5. Sometimes, at the end of a bad day, I just want a hug.  The puppies help, but to be honest, when they try to put their paws consoling around me, it’s a little awkward.  For both of us.  Our current dynamic of food-giver/super-appreciative food-receiver seems to be working pretty well.  Mostly we stick with that.

Pros:

1. I can do whatever I want, whenever I want.  Unless it’s chore time.  But then, they’re my chores.  Hey, who left this coffee cup sitting on the… oh, it was me.  Guess I’ll just clean that up then.

2. I can sing as loud as I want.

3. I can walk around the apartment in whatever state of undress without being the least bit self-conscious.  The animals aren’t judging.  Well, maybe the cat.  Mostly he’s disdainfully indifferent, but every once in a while, he’ll nod approvingly, as if to say, Bow-chica-meow-meow.

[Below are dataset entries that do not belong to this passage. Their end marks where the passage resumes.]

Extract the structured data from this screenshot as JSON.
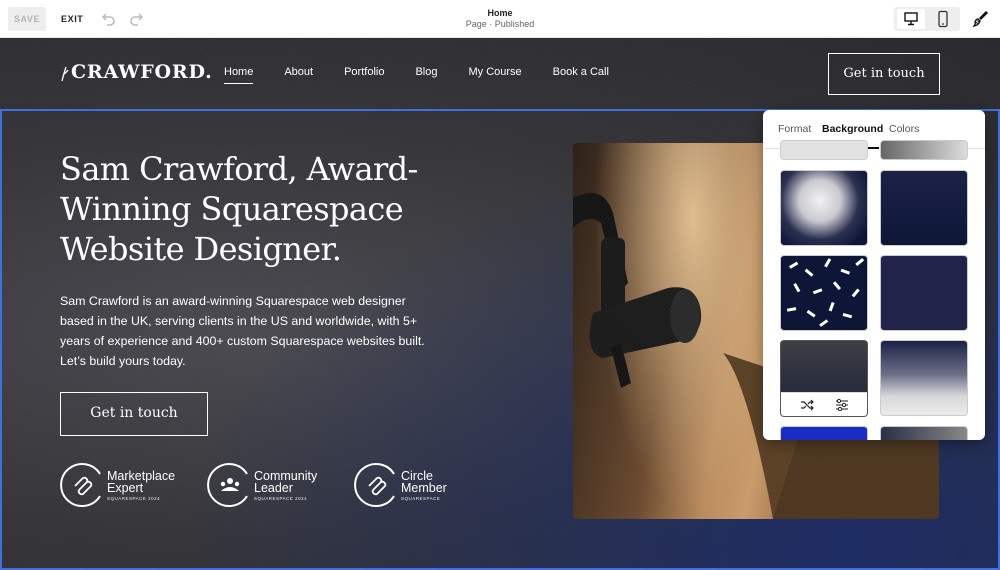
{
  "editor": {
    "save_label": "SAVE",
    "exit_label": "EXIT",
    "page_name": "Home",
    "page_status": "Page · Published"
  },
  "site": {
    "logo_text": "CRAWFORD.",
    "nav": [
      "Home",
      "About",
      "Portfolio",
      "Blog",
      "My Course",
      "Book a Call"
    ],
    "header_cta": "Get in touch",
    "hero_title": "Sam Crawford, Award-Winning Squarespace Website Designer.",
    "hero_body": "Sam Crawford is an award-winning Squarespace web designer based in the UK, serving clients in the US and worldwide, with 5+ years of experience and 400+ custom Squarespace websites built. Let’s build yours today.",
    "hero_cta": "Get in touch",
    "badges": [
      {
        "line1": "Marketplace",
        "line2": "Expert",
        "sub": "SQUARESPACE 2024"
      },
      {
        "line1": "Community",
        "line2": "Leader",
        "sub": "SQUARESPACE 2024"
      },
      {
        "line1": "Circle",
        "line2": "Member",
        "sub": "SQUARESPACE"
      }
    ]
  },
  "panel": {
    "tabs": [
      "Format",
      "Background",
      "Colors"
    ],
    "active_tab": "Background"
  },
  "colors": {
    "accent_blue": "#3d6fdd",
    "navy": "#0e1638"
  }
}
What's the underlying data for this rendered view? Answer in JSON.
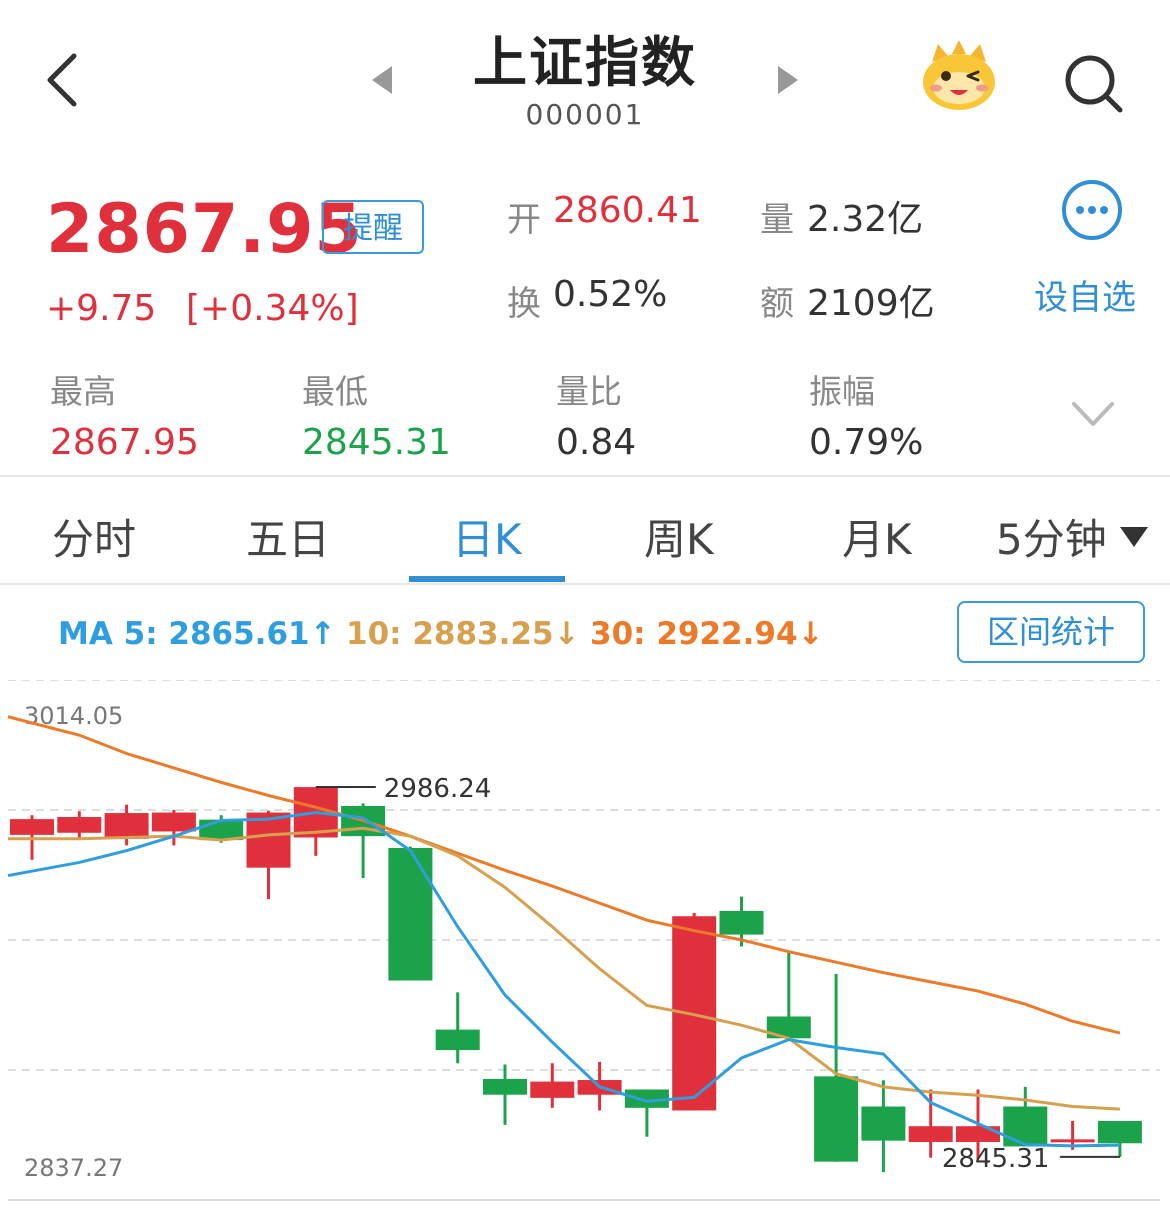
{
  "header": {
    "title": "上证指数",
    "code": "000001"
  },
  "quote": {
    "price": "2867.95",
    "alert_label": "提醒",
    "change": "+9.75",
    "change_pct": "[+0.34%]",
    "open_label": "开",
    "open_value": "2860.41",
    "volume_label": "量",
    "volume_value": "2.32亿",
    "turnover_label": "换",
    "turnover_value": "0.52%",
    "amount_label": "额",
    "amount_value": "2109亿",
    "watch_label": "设自选"
  },
  "stats": [
    {
      "label": "最高",
      "value": "2867.95",
      "color": "#e0303b"
    },
    {
      "label": "最低",
      "value": "2845.31",
      "color": "#1aa34a"
    },
    {
      "label": "量比",
      "value": "0.84",
      "color": "#333333"
    },
    {
      "label": "振幅",
      "value": "0.79%",
      "color": "#333333"
    }
  ],
  "tabs": [
    {
      "label": "分时",
      "active": false
    },
    {
      "label": "五日",
      "active": false
    },
    {
      "label": "日K",
      "active": true
    },
    {
      "label": "周K",
      "active": false
    },
    {
      "label": "月K",
      "active": false
    },
    {
      "label": "5分钟",
      "active": false
    }
  ],
  "ma": {
    "ma5": "MA 5: 2865.61↑",
    "ma10": "10: 2883.25↓",
    "ma30": "30: 2922.94↓",
    "ma5_color": "#2f9ee0",
    "ma10_color": "#d6a04e",
    "ma30_color": "#ec7a28"
  },
  "range_label": "区间统计",
  "chart_data": {
    "type": "candlestick",
    "axis_max_label": "3014.05",
    "axis_min_label": "2837.27",
    "ylim": [
      2837.27,
      3014.05
    ],
    "high_marker": "2986.24",
    "low_marker": "2845.31",
    "up_color": "#e0303b",
    "down_color": "#1aa34a",
    "candles": [
      {
        "o": 2968.0,
        "c": 2974.0,
        "h": 2975.5,
        "l": 2958.5
      },
      {
        "o": 2968.8,
        "c": 2974.8,
        "h": 2977.0,
        "l": 2966.0
      },
      {
        "o": 2966.5,
        "c": 2976.3,
        "h": 2979.5,
        "l": 2964.0
      },
      {
        "o": 2969.3,
        "c": 2976.5,
        "h": 2977.5,
        "l": 2964.0
      },
      {
        "o": 2973.8,
        "c": 2966.0,
        "h": 2975.5,
        "l": 2965.0
      },
      {
        "o": 2955.5,
        "c": 2976.5,
        "h": 2977.2,
        "l": 2943.5
      },
      {
        "o": 2967.0,
        "c": 2986.2,
        "h": 2986.2,
        "l": 2960.0
      },
      {
        "o": 2979.0,
        "c": 2967.5,
        "h": 2980.0,
        "l": 2951.5
      },
      {
        "o": 2963.0,
        "c": 2912.5,
        "h": 2963.5,
        "l": 2912.5
      },
      {
        "o": 2893.8,
        "c": 2886.0,
        "h": 2908.0,
        "l": 2881.0
      },
      {
        "o": 2875.0,
        "c": 2869.0,
        "h": 2880.5,
        "l": 2857.5
      },
      {
        "o": 2867.8,
        "c": 2874.0,
        "h": 2881.0,
        "l": 2864.0
      },
      {
        "o": 2869.0,
        "c": 2874.6,
        "h": 2881.5,
        "l": 2863.0
      },
      {
        "o": 2871.0,
        "c": 2864.0,
        "h": 2871.0,
        "l": 2853.0
      },
      {
        "o": 2863.0,
        "c": 2937.0,
        "h": 2938.3,
        "l": 2863.0
      },
      {
        "o": 2939.0,
        "c": 2930.0,
        "h": 2944.5,
        "l": 2925.5
      },
      {
        "o": 2898.8,
        "c": 2890.5,
        "h": 2923.5,
        "l": 2890.5
      },
      {
        "o": 2876.0,
        "c": 2843.5,
        "h": 2915.0,
        "l": 2843.5
      },
      {
        "o": 2864.5,
        "c": 2851.5,
        "h": 2874.5,
        "l": 2839.5
      },
      {
        "o": 2851.0,
        "c": 2857.0,
        "h": 2871.0,
        "l": 2845.0
      },
      {
        "o": 2851.0,
        "c": 2857.0,
        "h": 2871.0,
        "l": 2844.5
      },
      {
        "o": 2864.5,
        "c": 2849.3,
        "h": 2872.0,
        "l": 2849.3
      },
      {
        "o": 2852.0,
        "c": 2852.0,
        "h": 2859.0,
        "l": 2848.0
      },
      {
        "o": 2859.0,
        "c": 2850.5,
        "h": 2859.0,
        "l": 2845.3
      }
    ],
    "ma5_series": [
      2952.5,
      2957.5,
      2962.0,
      2967.5,
      2973.5,
      2974.0,
      2976.5,
      2974.5,
      2962.0,
      2933.0,
      2907.0,
      2889.0,
      2872.0,
      2866.5,
      2868.0,
      2883.0,
      2890.0,
      2887.0,
      2884.5,
      2866.0,
      2858.0,
      2850.0,
      2849.5,
      2849.8
    ],
    "ma10_series": [
      2966.5,
      2966.5,
      2967.0,
      2967.5,
      2966.0,
      2968.0,
      2969.0,
      2970.5,
      2967.5,
      2960.0,
      2948.0,
      2933.0,
      2917.0,
      2903.0,
      2899.5,
      2895.5,
      2890.5,
      2877.0,
      2872.0,
      2870.0,
      2868.8,
      2867.0,
      2864.5,
      2863.5
    ],
    "ma30_series": [
      3013.0,
      3006.0,
      2999.0,
      2993.5,
      2988.0,
      2983.0,
      2978.5,
      2973.5,
      2967.5,
      2961.0,
      2954.5,
      2948.5,
      2942.0,
      2935.5,
      2931.5,
      2928.0,
      2923.5,
      2919.5,
      2915.5,
      2912.0,
      2908.5,
      2903.5,
      2897.0,
      2892.5
    ]
  }
}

4. All decisions are my decisions.  Even the bad ones.  I own them.  They’re mine.

5. When I just want to curl up and read or watch t.v. and not talk, there is no discussion.  There are no hurt feelings.  There is no feigned interest because I really do care just not right this second can I get an hour to myself please geez I’m exhausted…. I don’t have these dilemmas.  I just take the time for myself.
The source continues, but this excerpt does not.